Good morning, gentlemen. Maybe first, Scott, can we just talk about some updated thoughts around returning capital to shareholders, just balancing the buyback, the dividend, as well as maybe hoarding some cash given we're in pretty unique commodity times?

Speaker 9

Yes, all of the above. Again, thanks for the question. We obviously remain very committed to returning at least 50% of our free cash flow to shareholders. The level how much is covered by the dividend is going to be obviously a function of what the NYMEX strip is going forward. But we're looking at it exactly like you said.

The other thing I would add in there, which I thought you were going to ask is, we have 2 small maturities in the next 2 years and our plan is to use part of that free cash flow to just pay that debt off, which would further reduce our leverage about another $250,000,000 which in this environment makes a lot of sense. But we'll be opportunistic on buybacks when appropriate. But at the same time, I'm not opposed with my bent and Dan's bent to hoard a little cash if it makes sense because who knows where the strip is going to end up going.

Speaker 8

Yes.
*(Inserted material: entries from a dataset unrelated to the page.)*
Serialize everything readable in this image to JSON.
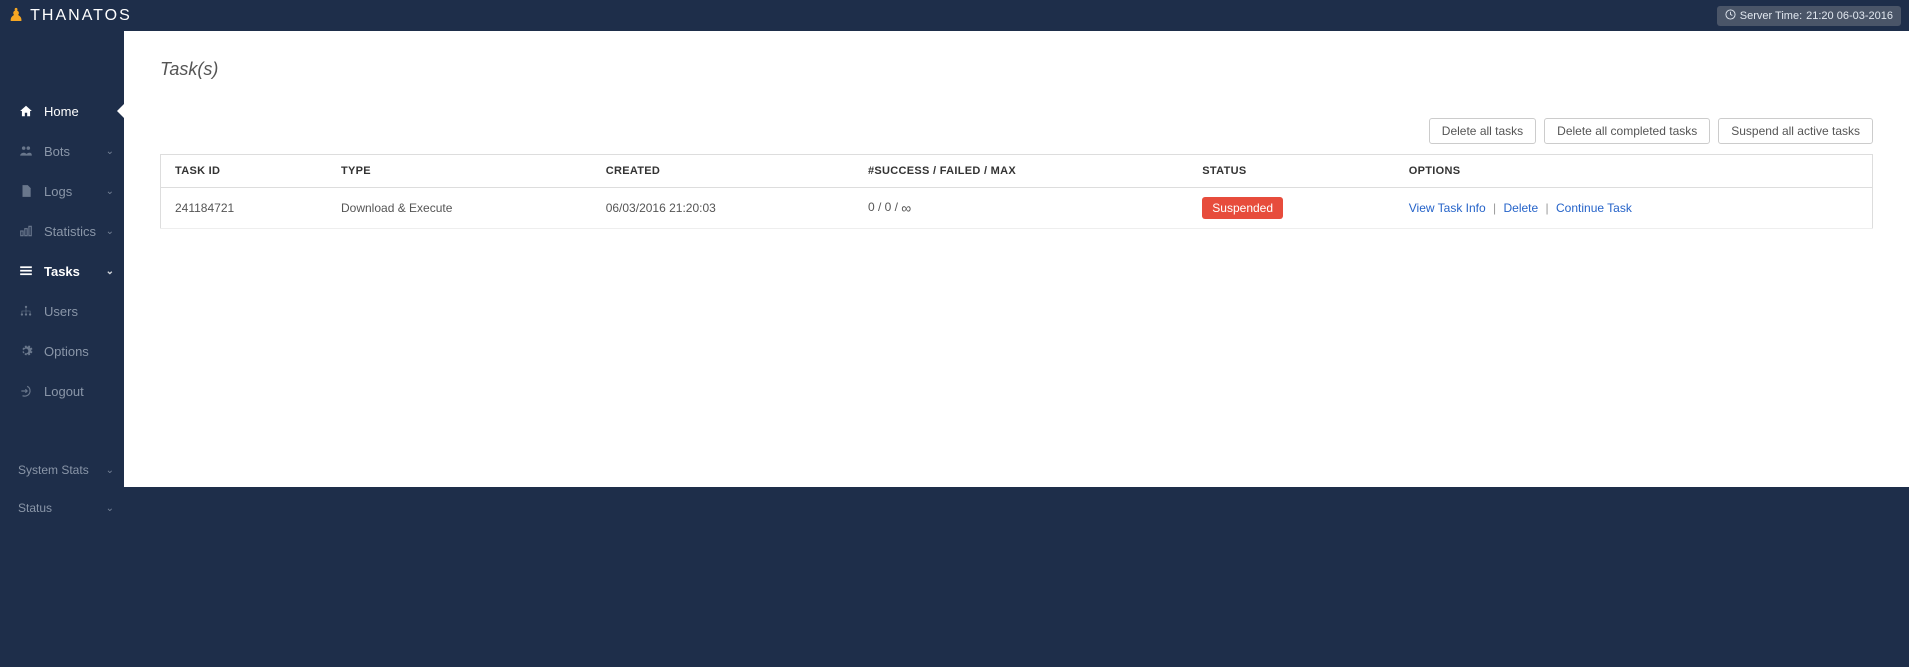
{
  "header": {
    "logo_text": "THANATOS",
    "server_time_label": "Server Time:",
    "server_time_value": "21:20 06-03-2016"
  },
  "sidebar": {
    "items": [
      {
        "label": "Home",
        "icon": "home",
        "expandable": false,
        "active_pointer": true
      },
      {
        "label": "Bots",
        "icon": "users",
        "expandable": true
      },
      {
        "label": "Logs",
        "icon": "file",
        "expandable": true
      },
      {
        "label": "Statistics",
        "icon": "chart",
        "expandable": true
      },
      {
        "label": "Tasks",
        "icon": "tasks",
        "expandable": true,
        "section_active": true
      },
      {
        "label": "Users",
        "icon": "sitemap",
        "expandable": false
      },
      {
        "label": "Options",
        "icon": "gear",
        "expandable": false
      },
      {
        "label": "Logout",
        "icon": "logout",
        "expandable": false
      }
    ],
    "footer": [
      {
        "label": "System Stats",
        "expandable": true
      },
      {
        "label": "Status",
        "expandable": true
      }
    ]
  },
  "page": {
    "title": "Task(s)"
  },
  "actions": {
    "delete_all": "Delete all tasks",
    "delete_completed": "Delete all completed tasks",
    "suspend_active": "Suspend all active tasks"
  },
  "table": {
    "columns": {
      "task_id": "TASK ID",
      "type": "TYPE",
      "created": "CREATED",
      "counts": "#SUCCESS / FAILED / MAX",
      "status": "STATUS",
      "options": "OPTIONS"
    },
    "rows": [
      {
        "task_id": "241184721",
        "type": "Download & Execute",
        "created": "06/03/2016 21:20:03",
        "counts": "0 / 0 / ",
        "counts_suffix": "∞",
        "status": "Suspended",
        "options": {
          "view": "View Task Info",
          "delete": "Delete",
          "continue": "Continue Task"
        }
      }
    ]
  }
}
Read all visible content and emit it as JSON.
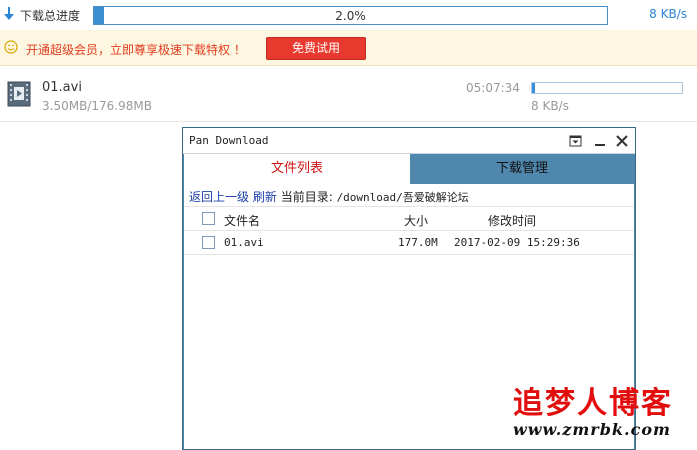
{
  "top": {
    "label": "下载总进度",
    "percent_text": "2.0%",
    "progress": 0.02,
    "speed": "8 KB/s"
  },
  "banner": {
    "text": "开通超级会员，立即尊享极速下载特权 ！",
    "button_label": "免费试用"
  },
  "item": {
    "name": "01.avi",
    "size": "3.50MB/176.98MB",
    "time_left": "05:07:34",
    "speed": "8 KB/s",
    "progress": 0.02
  },
  "pan_window": {
    "title": "Pan Download",
    "tabs": [
      {
        "label": "文件列表"
      },
      {
        "label": "下载管理"
      }
    ],
    "nav": {
      "up": "返回上一级",
      "refresh": "刷新",
      "current_label": "当前目录:",
      "path": "/download/吾爱破解论坛"
    },
    "columns": {
      "name": "文件名",
      "size": "大小",
      "mtime": "修改时间"
    },
    "files": [
      {
        "name": "01.avi",
        "size": "177.0M",
        "mtime": "2017-02-09 15:29:36"
      }
    ]
  },
  "watermark": {
    "title": "追梦人博客",
    "url": "www.zmrbk.com"
  },
  "colors": {
    "accent": "#3d8fd1",
    "banner_text": "#e03c1f",
    "button": "#e8392e",
    "window_frame": "#4f87ad",
    "active_tab_text": "#d01414"
  }
}
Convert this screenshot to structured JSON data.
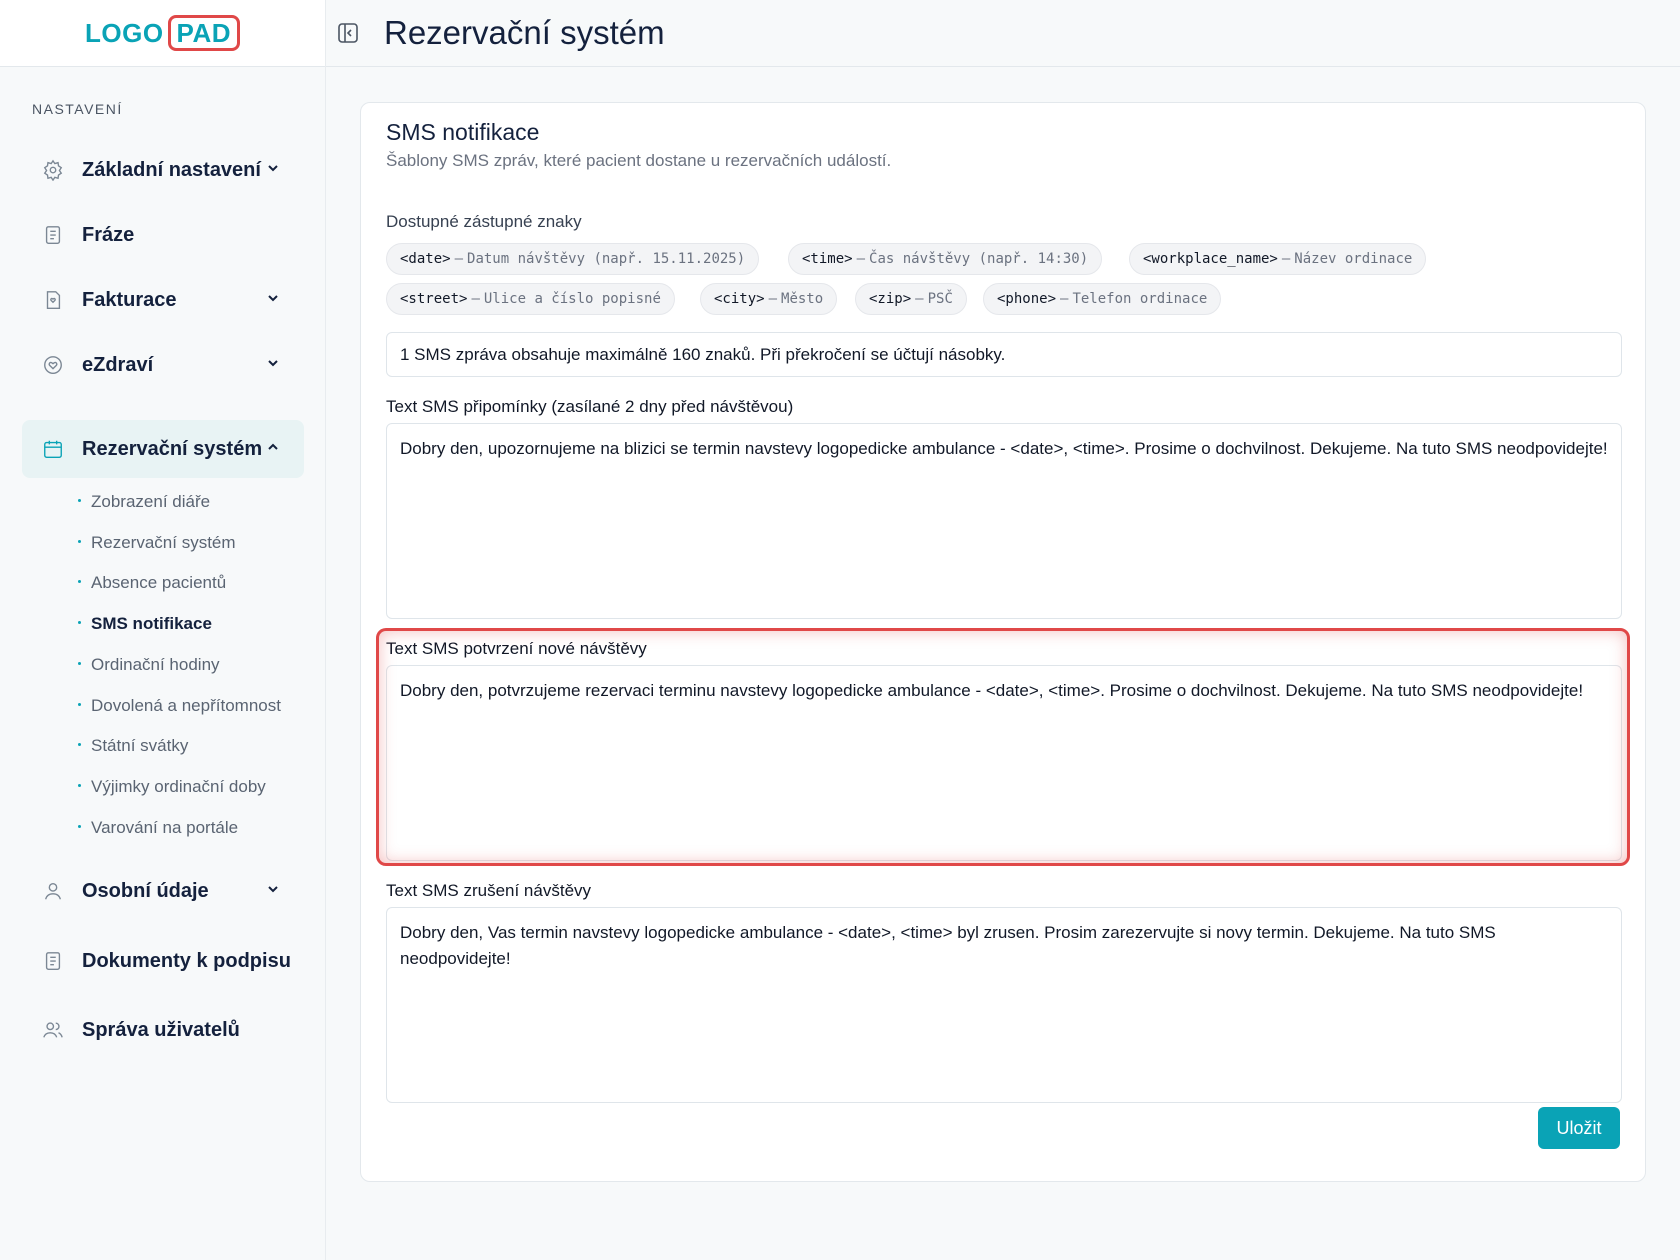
{
  "logo": {
    "logo_text": "LOGO",
    "pad_text": "PAD"
  },
  "header": {
    "title": "Rezervační systém"
  },
  "sidebar": {
    "section": "NASTAVENÍ",
    "items": [
      {
        "label": "Základní nastavení"
      },
      {
        "label": "Fráze"
      },
      {
        "label": "Fakturace"
      },
      {
        "label": "eZdraví"
      },
      {
        "label": "Rezervační systém"
      },
      {
        "label": "Osobní údaje"
      },
      {
        "label": "Dokumenty k podpisu"
      },
      {
        "label": "Správa uživatelů"
      }
    ],
    "subitems": [
      {
        "label": "Zobrazení diáře"
      },
      {
        "label": "Rezervační systém"
      },
      {
        "label": "Absence pacientů"
      },
      {
        "label": "SMS notifikace"
      },
      {
        "label": "Ordinační hodiny"
      },
      {
        "label": "Dovolená a nepřítomnost"
      },
      {
        "label": "Státní svátky"
      },
      {
        "label": "Výjimky ordinační doby"
      },
      {
        "label": "Varování na portále"
      }
    ]
  },
  "card": {
    "title": "SMS notifikace",
    "subtitle": "Šablony SMS zpráv, které pacient dostane u rezervačních událostí.",
    "placeholders_label": "Dostupné zástupné znaky",
    "placeholders": [
      {
        "code": "<date>",
        "desc": "Datum návštěvy (např. 15.11.2025)"
      },
      {
        "code": "<time>",
        "desc": "Čas návštěvy (např. 14:30)"
      },
      {
        "code": "<workplace_name>",
        "desc": "Název ordinace"
      },
      {
        "code": "<street>",
        "desc": "Ulice a číslo popisné"
      },
      {
        "code": "<city>",
        "desc": "Město"
      },
      {
        "code": "<zip>",
        "desc": "PSČ"
      },
      {
        "code": "<phone>",
        "desc": "Telefon ordinace"
      }
    ],
    "separator": "–",
    "info": "1 SMS zpráva obsahuje maximálně 160 znaků. Při překročení se účtují násobky.",
    "fields": [
      {
        "label": "Text SMS připomínky (zasílané 2 dny před návštěvou)",
        "value": "Dobry den, upozornujeme na blizici se termin navstevy logopedicke ambulance - <date>, <time>. Prosime o dochvilnost. Dekujeme. Na tuto SMS neodpovidejte!"
      },
      {
        "label": "Text SMS potvrzení nové návštěvy",
        "value": "Dobry den, potvrzujeme rezervaci terminu navstevy logopedicke ambulance - <date>, <time>. Prosime o dochvilnost. Dekujeme. Na tuto SMS neodpovidejte!"
      },
      {
        "label": "Text SMS zrušení návštěvy",
        "value": "Dobry den, Vas termin navstevy logopedicke ambulance - <date>, <time> byl zrusen. Prosim zarezervujte si novy termin. Dekujeme. Na tuto SMS neodpovidejte!"
      }
    ],
    "save_label": "Uložit"
  },
  "colors": {
    "accent": "#0aa3b6",
    "highlight": "#e04848"
  }
}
Yes. That's helpful. And then, Dan, maybe the you mentioned this legislative change in your response to Charles' question. Will it allow you to drill more longer laterals in the lower?

I know you mentioned it in reference to the upper, but will that help in terms of drilling more longers on the lower?

Speaker 2

Yes, it will. And when you look at the lower development case right now, where we have pads, where we have wells, the opportunity because we have laid it out by virtue of the confines we had in the past when we've laid out the lower that the opportunity to drill longer laterals in the lower is certainly not as readily available to us as it will be in the upper with the limited development that's taken place so far in the upper. But yes, every opportunity at Phil and his guys have a chance to drill a longer lower, we are doing so. In fact, one of these pads recently we drilled what was the length of the long this

Speaker 6

last year we drilled? We just had a total measured depth of 25,800 feet. So that was a record well for us that we just recently have drilled.

Speaker 2

Yes. That's the exception because of what I just mentioned. But where we have the opportunity to do that, we are making that effort.

Speaker 8

Okay. Well, maybe just to follow-up on that, you mentioned sort of an 8,000 foot average, I guess, for 2019. Will it be much longer than that on the lowers in 2020?

Speaker 2

No, it'll be let's see, Matt, what will it be, Matt?

Speaker 3

Our turbine lines for 2020 are expected to average somewhere north of 8,500,

Speaker 8

think. Okay. So modestly, a little bit longer. Okay, great. Thanks guys.

Speaker 2

Thanks, Hollis.

Speaker 1

The next question is from Josh Silverstein with Wolfe Research. Please go ahead.

Speaker 10

Thanks. Good morning, guys. Just on the potential good morning. Just to ask a couple of questions on the maintenance levels and CapEx. You mentioned that you could cut CapEx further depending on where prices are.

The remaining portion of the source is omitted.